Marlin No-Hits Giants, 9-0 Brown Has Good Reason To Scream After A Dominating Performance
Kevin Brown tried to walk away.
But there was nowhere to go, no place to hide.
So he stood in the middle of the field Tuesday, throwing his hands in the air, looking toward the heavens. Then he did what Kevin Brown does so often and so well.
He screamed.
It was over. Brown, the Florida Marlins pitcher who lives and dies with his own emotions as much as any man in baseball, had just tossed a no-hitter, had just stepped into baseball lore with a 9-0 victory over the San Francisco Giants.
“He was dominating,” said Marlins manager Jim Leyland. “I’ve seen some nohitters that were not dominating, but he was dominating today. The ball was moving so much … you usually can’t see the ball move from the dugout. But you could see it today. I felt like he had unhittable stuff today.”
And it was almost fitting that Brown - who has spent so much of his career in the corner of the dugout or the shadows of his team, talking to himself, screaming at himself, battling the demands of always trying to be the perfect pitcher - had nowhere to hide.
When he turned, the Marlins were dancing out of the dugout, mobbing Brown, celebrating the second no-hitter in franchise history. And Brown tossed his head back and smiled. He has never looked happier in a baseball uniform - and he had never pitched better.
Never.
He had never thrown a no-hitter in Little League or in high school, back in Macon, Ga., where he was known as the team’s best hitter, a shortstop who also was a pretty good pitcher. Brown, 32, who wasn’t recruited, planned on being an engineer, and walked on the baseball team at Georgia Tech.
“I never thought I would pitch a no-hitter, never thought about it,” said the ever self-critical Brown. “I’m a ground-ball pitcher, and I always think that one of those balls will find its way through.”
Brown and Giants starter William VanLandingham had dueling no-hitters through six innings. In the seventh, Charles Johnson hit a homer to get Florida’s offense started.
And Brown just kept returning Giants batters to the dugout. He had retired the first 23, then made the pitch that kept him from the 15th perfect game in baseball history.
With two out in the eighth, and two strikes on pinch hitter Marvin Benard, Brown threw a fastball inside. It hit Benard - “A pad on my right leg” - and perfection was lost.
“Yeah, it was disappointing,” Brown said. “But I didn’t want to lose focus. Even at that point, I just wanted to finish the game out strong. It (pressure of the no-hitter) wasn’t an overbearing feeling. I was really calm until the last inning. The last couple of innings, I was just trying hard to pitch a good game. I wasn’t trying to reach out and grab hold of the no-hitter.”
When Brown took the mound in the ninth, the Giants crowd of 10,257 at 3Com Park showered him with applause.

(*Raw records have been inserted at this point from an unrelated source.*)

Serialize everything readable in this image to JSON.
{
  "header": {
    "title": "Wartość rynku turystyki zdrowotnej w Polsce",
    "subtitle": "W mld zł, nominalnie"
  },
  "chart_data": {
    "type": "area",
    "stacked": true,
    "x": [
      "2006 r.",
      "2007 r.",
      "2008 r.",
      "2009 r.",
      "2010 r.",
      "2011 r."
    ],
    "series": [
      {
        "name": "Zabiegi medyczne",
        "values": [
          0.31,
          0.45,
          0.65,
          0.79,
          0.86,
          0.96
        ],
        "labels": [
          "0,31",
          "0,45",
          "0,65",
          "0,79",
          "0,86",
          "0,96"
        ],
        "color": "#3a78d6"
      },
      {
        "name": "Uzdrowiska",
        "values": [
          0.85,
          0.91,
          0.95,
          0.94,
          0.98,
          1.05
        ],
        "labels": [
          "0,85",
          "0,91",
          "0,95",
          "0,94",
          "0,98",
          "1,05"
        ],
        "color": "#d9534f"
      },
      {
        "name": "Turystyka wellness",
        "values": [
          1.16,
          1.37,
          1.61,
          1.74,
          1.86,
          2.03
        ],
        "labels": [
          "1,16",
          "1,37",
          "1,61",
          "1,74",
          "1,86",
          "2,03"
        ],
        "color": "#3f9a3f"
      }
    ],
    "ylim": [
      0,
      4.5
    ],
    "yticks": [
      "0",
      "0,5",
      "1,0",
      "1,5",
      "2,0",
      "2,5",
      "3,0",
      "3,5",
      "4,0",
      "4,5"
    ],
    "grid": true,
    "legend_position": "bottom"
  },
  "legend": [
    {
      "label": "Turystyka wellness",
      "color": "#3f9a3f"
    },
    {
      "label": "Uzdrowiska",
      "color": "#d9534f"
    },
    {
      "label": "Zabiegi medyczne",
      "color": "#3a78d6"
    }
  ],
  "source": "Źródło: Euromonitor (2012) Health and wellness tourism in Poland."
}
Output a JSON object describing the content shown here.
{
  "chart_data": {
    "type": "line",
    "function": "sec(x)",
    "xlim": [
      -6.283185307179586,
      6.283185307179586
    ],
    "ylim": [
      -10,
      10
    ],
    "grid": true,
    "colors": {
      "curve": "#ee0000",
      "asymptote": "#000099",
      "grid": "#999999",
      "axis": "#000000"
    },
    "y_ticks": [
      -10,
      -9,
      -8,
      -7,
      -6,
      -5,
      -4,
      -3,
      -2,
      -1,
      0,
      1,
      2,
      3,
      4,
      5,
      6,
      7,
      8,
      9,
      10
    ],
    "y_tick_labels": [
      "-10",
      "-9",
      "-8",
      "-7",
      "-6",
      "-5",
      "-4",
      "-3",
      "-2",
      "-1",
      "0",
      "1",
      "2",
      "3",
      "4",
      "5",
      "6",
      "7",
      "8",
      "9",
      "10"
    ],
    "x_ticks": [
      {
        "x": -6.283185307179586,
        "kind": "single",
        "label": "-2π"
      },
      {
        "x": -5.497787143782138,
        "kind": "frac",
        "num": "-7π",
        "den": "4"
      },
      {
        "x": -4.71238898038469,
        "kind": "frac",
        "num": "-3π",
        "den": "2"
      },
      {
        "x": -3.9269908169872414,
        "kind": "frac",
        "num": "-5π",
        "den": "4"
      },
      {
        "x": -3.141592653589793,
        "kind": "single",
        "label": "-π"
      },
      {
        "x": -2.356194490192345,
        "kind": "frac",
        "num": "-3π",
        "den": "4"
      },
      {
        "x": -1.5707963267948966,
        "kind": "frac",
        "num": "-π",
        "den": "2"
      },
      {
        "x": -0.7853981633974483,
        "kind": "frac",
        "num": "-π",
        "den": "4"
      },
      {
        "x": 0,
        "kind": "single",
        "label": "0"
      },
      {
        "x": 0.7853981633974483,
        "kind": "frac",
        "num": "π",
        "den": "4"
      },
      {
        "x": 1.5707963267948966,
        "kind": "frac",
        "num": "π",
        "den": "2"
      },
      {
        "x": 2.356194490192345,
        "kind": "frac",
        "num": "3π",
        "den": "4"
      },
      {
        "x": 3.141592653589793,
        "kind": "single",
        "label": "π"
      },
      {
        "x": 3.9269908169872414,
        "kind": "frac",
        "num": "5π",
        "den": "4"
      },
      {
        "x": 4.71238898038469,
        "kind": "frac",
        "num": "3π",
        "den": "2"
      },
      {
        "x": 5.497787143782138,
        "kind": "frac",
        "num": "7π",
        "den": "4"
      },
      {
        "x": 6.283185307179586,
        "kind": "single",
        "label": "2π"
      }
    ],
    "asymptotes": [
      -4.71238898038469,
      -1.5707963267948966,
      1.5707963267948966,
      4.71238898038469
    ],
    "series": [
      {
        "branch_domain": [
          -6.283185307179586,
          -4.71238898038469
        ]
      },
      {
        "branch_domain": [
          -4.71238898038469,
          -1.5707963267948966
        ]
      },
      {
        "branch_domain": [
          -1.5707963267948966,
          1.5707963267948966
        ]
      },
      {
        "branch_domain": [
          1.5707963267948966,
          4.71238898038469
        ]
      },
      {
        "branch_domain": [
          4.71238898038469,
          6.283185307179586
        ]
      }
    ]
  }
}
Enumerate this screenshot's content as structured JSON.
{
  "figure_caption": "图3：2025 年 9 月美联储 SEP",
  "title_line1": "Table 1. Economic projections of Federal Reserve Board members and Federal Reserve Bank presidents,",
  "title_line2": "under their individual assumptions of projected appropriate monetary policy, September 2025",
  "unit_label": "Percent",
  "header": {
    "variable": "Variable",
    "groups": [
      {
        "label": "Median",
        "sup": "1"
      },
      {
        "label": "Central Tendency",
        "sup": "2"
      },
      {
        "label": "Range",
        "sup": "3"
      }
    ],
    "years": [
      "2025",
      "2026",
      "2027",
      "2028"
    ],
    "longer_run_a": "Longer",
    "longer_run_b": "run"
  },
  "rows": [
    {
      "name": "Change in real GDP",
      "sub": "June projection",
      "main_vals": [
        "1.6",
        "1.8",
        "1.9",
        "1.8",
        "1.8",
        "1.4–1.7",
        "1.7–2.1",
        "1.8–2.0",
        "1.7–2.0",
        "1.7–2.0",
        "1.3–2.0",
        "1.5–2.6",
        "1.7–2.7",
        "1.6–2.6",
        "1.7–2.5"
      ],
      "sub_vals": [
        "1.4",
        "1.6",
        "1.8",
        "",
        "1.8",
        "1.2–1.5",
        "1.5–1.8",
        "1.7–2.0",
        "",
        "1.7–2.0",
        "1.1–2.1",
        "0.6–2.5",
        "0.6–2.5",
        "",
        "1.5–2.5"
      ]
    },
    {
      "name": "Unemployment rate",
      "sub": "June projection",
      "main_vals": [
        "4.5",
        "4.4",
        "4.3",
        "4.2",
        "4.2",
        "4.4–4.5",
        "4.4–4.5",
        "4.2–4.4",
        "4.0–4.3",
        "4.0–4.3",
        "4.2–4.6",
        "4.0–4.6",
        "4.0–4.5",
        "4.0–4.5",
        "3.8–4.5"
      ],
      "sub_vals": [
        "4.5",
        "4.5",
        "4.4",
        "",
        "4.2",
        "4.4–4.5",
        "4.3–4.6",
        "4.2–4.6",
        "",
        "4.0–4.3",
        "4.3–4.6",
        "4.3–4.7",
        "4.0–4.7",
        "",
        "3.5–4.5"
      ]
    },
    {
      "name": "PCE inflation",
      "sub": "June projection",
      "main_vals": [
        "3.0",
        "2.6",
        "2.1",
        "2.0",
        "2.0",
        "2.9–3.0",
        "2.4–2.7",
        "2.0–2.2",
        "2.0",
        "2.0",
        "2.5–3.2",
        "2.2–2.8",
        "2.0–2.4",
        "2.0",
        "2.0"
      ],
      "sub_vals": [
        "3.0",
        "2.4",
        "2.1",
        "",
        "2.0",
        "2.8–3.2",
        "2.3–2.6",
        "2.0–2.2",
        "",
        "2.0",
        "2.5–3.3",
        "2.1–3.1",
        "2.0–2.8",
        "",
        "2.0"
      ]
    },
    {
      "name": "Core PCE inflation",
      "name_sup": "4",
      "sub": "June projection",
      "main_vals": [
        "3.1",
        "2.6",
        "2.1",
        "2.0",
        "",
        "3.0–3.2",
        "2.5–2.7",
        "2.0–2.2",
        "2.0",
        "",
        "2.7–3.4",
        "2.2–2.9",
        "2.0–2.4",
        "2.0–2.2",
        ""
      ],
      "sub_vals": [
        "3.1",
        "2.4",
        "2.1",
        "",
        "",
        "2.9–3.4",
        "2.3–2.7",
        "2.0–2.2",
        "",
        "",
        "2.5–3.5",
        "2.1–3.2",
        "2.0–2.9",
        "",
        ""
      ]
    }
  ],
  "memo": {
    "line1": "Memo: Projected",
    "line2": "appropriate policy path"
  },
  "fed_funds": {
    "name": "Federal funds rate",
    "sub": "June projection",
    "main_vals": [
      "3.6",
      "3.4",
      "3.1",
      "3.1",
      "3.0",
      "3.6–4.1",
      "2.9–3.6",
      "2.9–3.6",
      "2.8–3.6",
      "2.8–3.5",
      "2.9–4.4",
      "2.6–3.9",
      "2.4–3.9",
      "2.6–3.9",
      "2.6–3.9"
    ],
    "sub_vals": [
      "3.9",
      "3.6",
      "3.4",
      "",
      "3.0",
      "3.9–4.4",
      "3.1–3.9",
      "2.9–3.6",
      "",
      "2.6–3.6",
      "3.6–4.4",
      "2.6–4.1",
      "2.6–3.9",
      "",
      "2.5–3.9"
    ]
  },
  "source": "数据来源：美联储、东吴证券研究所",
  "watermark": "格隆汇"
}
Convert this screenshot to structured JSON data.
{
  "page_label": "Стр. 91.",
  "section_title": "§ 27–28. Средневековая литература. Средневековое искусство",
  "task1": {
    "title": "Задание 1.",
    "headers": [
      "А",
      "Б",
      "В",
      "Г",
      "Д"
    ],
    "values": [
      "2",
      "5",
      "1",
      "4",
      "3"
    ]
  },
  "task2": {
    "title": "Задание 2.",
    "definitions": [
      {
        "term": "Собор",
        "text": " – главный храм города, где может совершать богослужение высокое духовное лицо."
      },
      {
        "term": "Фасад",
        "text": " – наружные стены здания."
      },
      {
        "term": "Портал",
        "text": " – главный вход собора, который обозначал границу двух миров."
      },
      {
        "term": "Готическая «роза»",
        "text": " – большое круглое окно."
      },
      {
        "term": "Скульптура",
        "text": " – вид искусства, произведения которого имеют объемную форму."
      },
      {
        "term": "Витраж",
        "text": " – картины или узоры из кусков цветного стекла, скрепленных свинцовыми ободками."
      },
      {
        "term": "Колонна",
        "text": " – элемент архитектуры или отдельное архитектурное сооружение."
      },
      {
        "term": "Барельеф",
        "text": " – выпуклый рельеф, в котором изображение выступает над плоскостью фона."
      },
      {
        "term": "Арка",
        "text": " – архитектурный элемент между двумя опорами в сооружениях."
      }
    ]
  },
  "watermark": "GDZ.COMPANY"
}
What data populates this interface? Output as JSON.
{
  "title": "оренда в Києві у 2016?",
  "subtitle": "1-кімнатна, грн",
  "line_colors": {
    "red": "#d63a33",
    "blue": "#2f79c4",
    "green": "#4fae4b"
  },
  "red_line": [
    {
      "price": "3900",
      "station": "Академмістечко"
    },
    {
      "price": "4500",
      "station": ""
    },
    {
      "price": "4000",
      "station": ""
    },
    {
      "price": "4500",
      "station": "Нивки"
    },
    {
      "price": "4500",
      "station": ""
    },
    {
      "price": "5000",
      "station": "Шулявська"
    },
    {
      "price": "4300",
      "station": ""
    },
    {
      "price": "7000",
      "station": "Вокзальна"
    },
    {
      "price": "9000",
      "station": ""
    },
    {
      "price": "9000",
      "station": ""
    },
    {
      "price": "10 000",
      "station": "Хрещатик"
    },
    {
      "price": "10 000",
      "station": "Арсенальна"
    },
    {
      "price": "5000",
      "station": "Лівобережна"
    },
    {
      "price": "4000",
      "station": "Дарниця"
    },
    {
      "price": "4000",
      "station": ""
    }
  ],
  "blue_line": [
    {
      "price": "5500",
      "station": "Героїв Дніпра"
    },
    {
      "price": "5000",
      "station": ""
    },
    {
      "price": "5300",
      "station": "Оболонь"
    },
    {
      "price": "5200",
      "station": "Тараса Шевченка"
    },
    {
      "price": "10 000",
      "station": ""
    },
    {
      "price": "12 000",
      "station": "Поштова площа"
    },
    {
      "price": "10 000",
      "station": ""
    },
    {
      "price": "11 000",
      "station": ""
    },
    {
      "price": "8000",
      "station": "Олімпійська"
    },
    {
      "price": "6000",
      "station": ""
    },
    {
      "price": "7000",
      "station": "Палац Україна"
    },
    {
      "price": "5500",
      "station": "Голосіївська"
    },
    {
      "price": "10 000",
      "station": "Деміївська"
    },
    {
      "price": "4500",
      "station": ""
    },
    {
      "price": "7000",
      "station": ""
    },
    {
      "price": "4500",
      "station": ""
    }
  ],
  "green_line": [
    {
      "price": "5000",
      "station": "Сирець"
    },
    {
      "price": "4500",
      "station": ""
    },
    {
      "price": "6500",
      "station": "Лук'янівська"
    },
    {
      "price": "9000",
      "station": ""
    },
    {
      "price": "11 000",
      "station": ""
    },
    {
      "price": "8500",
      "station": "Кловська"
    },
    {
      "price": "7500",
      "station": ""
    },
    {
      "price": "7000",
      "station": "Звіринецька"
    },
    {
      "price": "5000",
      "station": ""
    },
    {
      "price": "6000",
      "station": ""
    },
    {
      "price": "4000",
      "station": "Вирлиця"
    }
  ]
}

One ground ball to the first baseman, another to the shortstop and a strikeout of Darryl Hamilton to end the game. Brown’s work was done.
Brown, the ultimate perfectionist, who complains after throwing shut-outs, had struggled lately, losing his last two games with a horrendous 9.75 ERA.
“After the first pitch, I knew it was going to be a very long day,” said Hamilton, who led off for the Giants and had to face Brown four times.
Brown threw just 99 pitches, and 85 were fastballs - 68 for strikes.